S ::= 'if' E 'then' L1 'else' L2 'fi'
Recall that the semantics of the if-statement means that L1
is executed if the value of E>0
, and L2
is executed if the value of E≤0
.
The weakest precondition of this statement is defined as follows:
wp( if E then L1 else L2 fi, Q )
= ( E > 0 → wp( L1, Q ) ) and ( E ≤ 0 → wp( L2, Q ) )
As an example, we compute
wp( if x then x := 1 else x := -1 fi, x = 1 )

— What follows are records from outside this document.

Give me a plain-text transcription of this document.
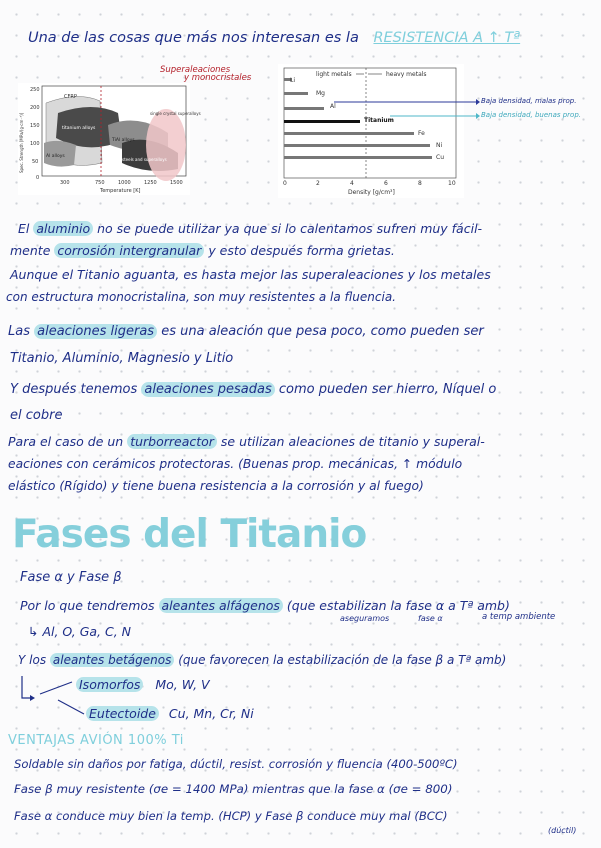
Una de las cosas que más nos interesan es la RESISTENCIA A ↑ Tª
Superaleaciones
y monocristales
CFRP
titanium alloys
TiAl alloys
Al alloys
steels and superalloys
single crystal superalloys
250
200
150
100
50
0
300	750	1000	1250	1500
Temperature [K]
Spec. Strength [MPa/(g·cm⁻³)]
light metals	heavy metals
Li
Mg
Al
Titanium
Fe
Ni
Cu
0	2	4	6	8	10
Density [g/cm³]
Baja densidad, malas prop.
Baja densidad, buenas prop.
El aluminio no se puede utilizar ya que si lo calentamos sufren muy fácil-
mente corrosión intergranular y esto después forma grietas.
Aunque el Titanio aguanta, es hasta mejor las superaleaciones y los metales
con estructura monocristalina, son muy resistentes a la fluencia.
Las aleaciones ligeras es una aleación que pesa poco, como pueden ser
Titanio, Aluminio, Magnesio y Litio
Y después tenemos aleaciones pesadas como pueden ser hierro, Níquel o
el cobre
Para el caso de un turborreactor se utilizan aleaciones de titanio y superal-
eaciones con cerámicos protectoras. (Buenas prop. mecánicas, ↑ módulo
elástico (Rígido) y tiene buena resistencia a la corrosión y al fuego)
Fases del Titanio
Fase α y Fase β
Por lo que tendremos aleantes alfágenos (que estabilizan la fase α a Tª amb)
aseguramos	fase α	a temp ambiente
↳ Al, O, Ga, C, N
Y los aleantes betágenos (que favorecen la estabilización de la fase β a Tª amb)
Isomorfos Mo, W, V
Eutectoide Cu, Mn, Cr, Ni
VENTAJAS AVIÓN 100% Ti
Soldable sin daños por fatiga, dúctil, resist. corrosión y fluencia (400-500ºC)
Fase β muy resistente (σe = 1400 MPa) mientras que la fase α (σe = 800)
Fase α conduce muy bien la temp. (HCP) y Fase β conduce muy mal (BCC)
(dúctil)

= ( x > 0 → wp( x := 1, x = 1 ) ) and
( x ≤ 0 → wp( x := -1, x = 1 ) )
= ( x > 0 → 1 = 1 ) and ( x ≤ 0 → -1 = 1)
The (P→Q)
is the same as (Q or not P)
.
For example, the statement
If the river is narrow, then we can cross it quickly.
has the same meaning as
The river is not narrow, or we can cross it quickly.
Therefore, we get
( x > 0 → 1 = 1 )
= ( ( 1 = 1 ) or not ( x > 0 ) )
= true
( x ≤ 0 → -1 = 1 )
= ( ( -1 = 1 ) or not ( x ≤ 0 ) )
= ( not ( x ≤ 0 ) )
= ( x > 0 )
So
wp( if x then x := 1 else x := -1 fi, x = 1 )
= ( x > 0 )